Where a developer decides to do this, assets will be considered trading stock and no depreciation can be claimed by the developer while they are renting the property
The best way to illustrate the way the new rules work is by way of an example.
Let’s say that Bruce purchased a three year old residential apartment under a contract dated 1 June 2017 which settled on 1 August 2017. Bruce rented the property from 15 August 2017. The apartment contained a number of depreciating assets including carpet, blinds and an air conditioning unit.
Before renting the property, Bruce also installed a number of additional depreciating assets including
- Curtains purchased new from ‘Curtains ‘R’ Us’
- A second hand washing machine he found and purchased on ‘Gumtree’

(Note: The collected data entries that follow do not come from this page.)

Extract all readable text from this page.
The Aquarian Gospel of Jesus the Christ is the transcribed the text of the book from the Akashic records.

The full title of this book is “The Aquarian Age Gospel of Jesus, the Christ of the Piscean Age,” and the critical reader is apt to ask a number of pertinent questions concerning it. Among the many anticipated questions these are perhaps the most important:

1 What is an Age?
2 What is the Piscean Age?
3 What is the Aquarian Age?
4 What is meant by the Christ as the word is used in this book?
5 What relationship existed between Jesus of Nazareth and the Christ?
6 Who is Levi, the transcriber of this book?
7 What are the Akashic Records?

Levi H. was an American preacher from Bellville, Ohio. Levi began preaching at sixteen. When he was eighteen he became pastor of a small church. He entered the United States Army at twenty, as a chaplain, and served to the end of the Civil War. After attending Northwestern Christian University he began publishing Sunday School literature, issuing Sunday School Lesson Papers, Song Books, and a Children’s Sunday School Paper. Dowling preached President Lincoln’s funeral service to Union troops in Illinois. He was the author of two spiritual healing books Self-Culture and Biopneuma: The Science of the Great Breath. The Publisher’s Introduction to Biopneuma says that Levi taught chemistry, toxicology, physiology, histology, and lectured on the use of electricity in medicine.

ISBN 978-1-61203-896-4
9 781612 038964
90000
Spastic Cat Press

- A fridge that he previously used for his personal use in his home
Bruce cannot claim depreciation for the pre-existing and therefore previously used assets, including the carpet, blinds and air conditioning unit. He also cannot claim a deduction for the washing machine (which was second hand) and the fridge (which he’d previously used personally).
He can claim a depreciation deduction for the curtains which were new.
The availability or otherwise of depreciation deductions for second hand assets, in either new or second hand properties, is a source of confusion for many taxpayers so make sure you talk to your tax agent to understand what you’re entitled to claim and what you’re not entitled to claim. With the ATO targeting excessive or incorrect deductions for rental properties, it certainly pays to double-check that your claims are correct.